The second series feels much darker than the first. Did you intend to give it a more dramatic, sinister, less comedic feel and why?

I greatly enjoy people telling me that this series is darker. The first series started with Max and Jake running over and killing an elderly man and then illegally moving his corpse! I honestly couldn’t say if it’s darker or not, it wasn’t a conscious decision, it’s just how the story and the characters came out.

Was it a conscious decision to give the series such a Scottish feel?

Yes, it was. I lived in Leith for a long time, I have a great love of Edinburgh and of course Scotland and I felt there were things I could do in the script - particularly being more specific on geography - that would help ramp up the Scottishness and, this surely can’t be a word, the Leithness of it all.

You’ve introduced new characters this time round. Do you see their stories continuing or are you satisfied that you have given them all closure?

As from the first series, if we do more then it would be about working out who still has story to tell, and who I feel we have yet to fully examine as a character.

Do you have more adventures with Max planned?

I would love to write a third and final series and make Guilt a trilogy. I think I could keep that thematic approach in that the first series was about guilt, the second series is about revenge and the third series could be about redemption. That feels like a nice shape to the show to me, so we’ll see!

Due to covid restrictions, you weren’t able to be on set during filming like you were during series one.
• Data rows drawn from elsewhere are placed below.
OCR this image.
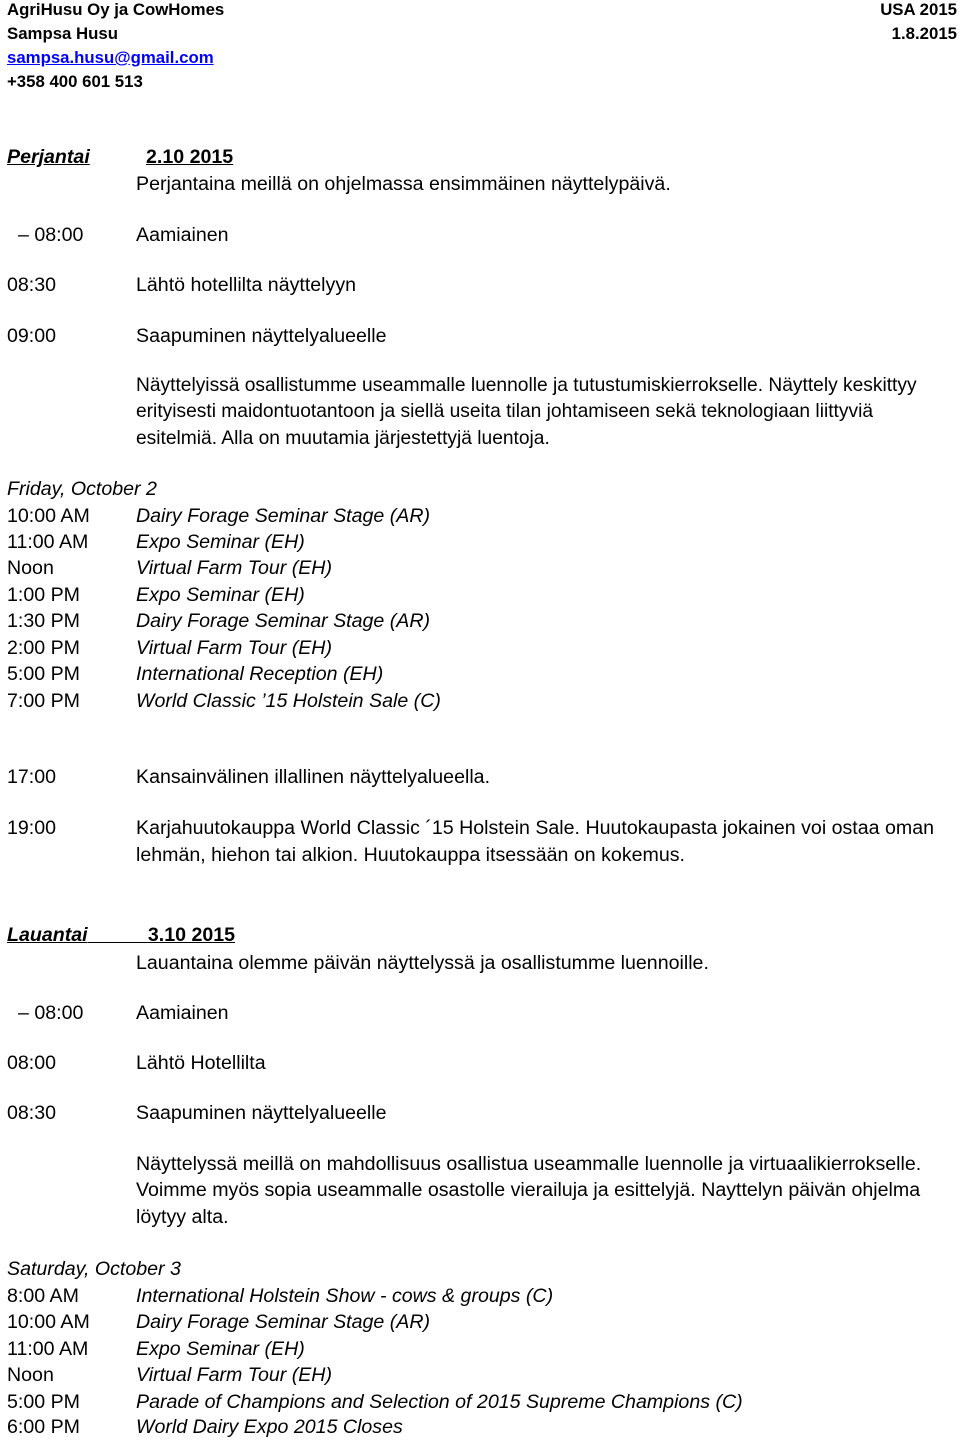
AgriHusu Oy ja CowHomes	USA 2015
Sampsa Husu	1.8.2015
sampsa.husu@gmail.com
+358 400 601 513
Perjantai	2.10 2015
Perjantaina meillä on ohjelmassa ensimmäinen näyttelypäivä.
– 08:00	Aamiainen
08:30	Lähtö hotellilta näyttelyyn
09:00	Saapuminen näyttelyalueelle
Näyttelyissä osallistumme useammalle luennolle ja tutustumiskierrokselle. Näyttely keskittyy
erityisesti maidontuotantoon ja siellä useita tilan johtamiseen sekä teknologiaan liittyviä
esitelmiä. Alla on muutamia järjestettyjä luentoja.
Friday, October 2
10:00 AM Dairy Forage Seminar Stage (AR)
11:00 AM Expo Seminar (EH)
Noon	Virtual Farm Tour (EH)
1:00 PM	Expo Seminar (EH)
1:30 PM	Dairy Forage Seminar Stage (AR)
2:00 PM	Virtual Farm Tour (EH)
5:00 PM	International Reception (EH)
7:00 PM	World Classic ’15 Holstein Sale (C)
17:00	Kansainvälinen illallinen näyttelyalueella.
19:00	Karjahuutokauppa World Classic ´15 Holstein Sale. Huutokaupasta jokainen voi ostaa oman
lehmän, hiehon tai alkion. Huutokauppa itsessään on kokemus.
Lauantai	3.10 2015
Lauantaina olemme päivän näyttelyssä ja osallistumme luennoille.
– 08:00	Aamiainen
08:00	Lähtö Hotellilta
08:30	Saapuminen näyttelyalueelle
Näyttelyssä meillä on mahdollisuus osallistua useammalle luennolle ja virtuaalikierrokselle.
Voimme myös sopia useammalle osastolle vierailuja ja esittelyjä. Nayttelyn päivän ohjelma
löytyy alta.
Saturday, October 3
8:00 AM	International Holstein Show - cows & groups (C)
10:00 AM Dairy Forage Seminar Stage (AR)
11:00 AM Expo Seminar (EH)
Noon	Virtual Farm Tour (EH)
5:00 PM	Parade of Champions and Selection of 2015 Supreme Champions (C)
6:00 PM	World Dairy Expo 2015 Closes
Was it hard to not be there to ensure your vision was properly portrayed and were you happy with the outcome?

It was really hard. Neil Webster (Script Editor and Executive Producer), Nerys Evans (Executive Producer) and I were unable to visit the set. I think Neil went for one day because he lives in Scotland, but otherwise it was just getting the rushes at the end of each day and speaking to Pat Harkins (Director) and Eric Coulter (Producer) on the phone.

The fact that I believe we’ve come out of it with a really well put together second series is a huge testament to Pat, Eric and their crew, and the cast who all produced such fantastic work in what must have been very difficult circumstances. Personally, I found getting the rushes at the end of each day almost more helpful than spending a day on set trying to track what was being shot. And it was definitely warmer.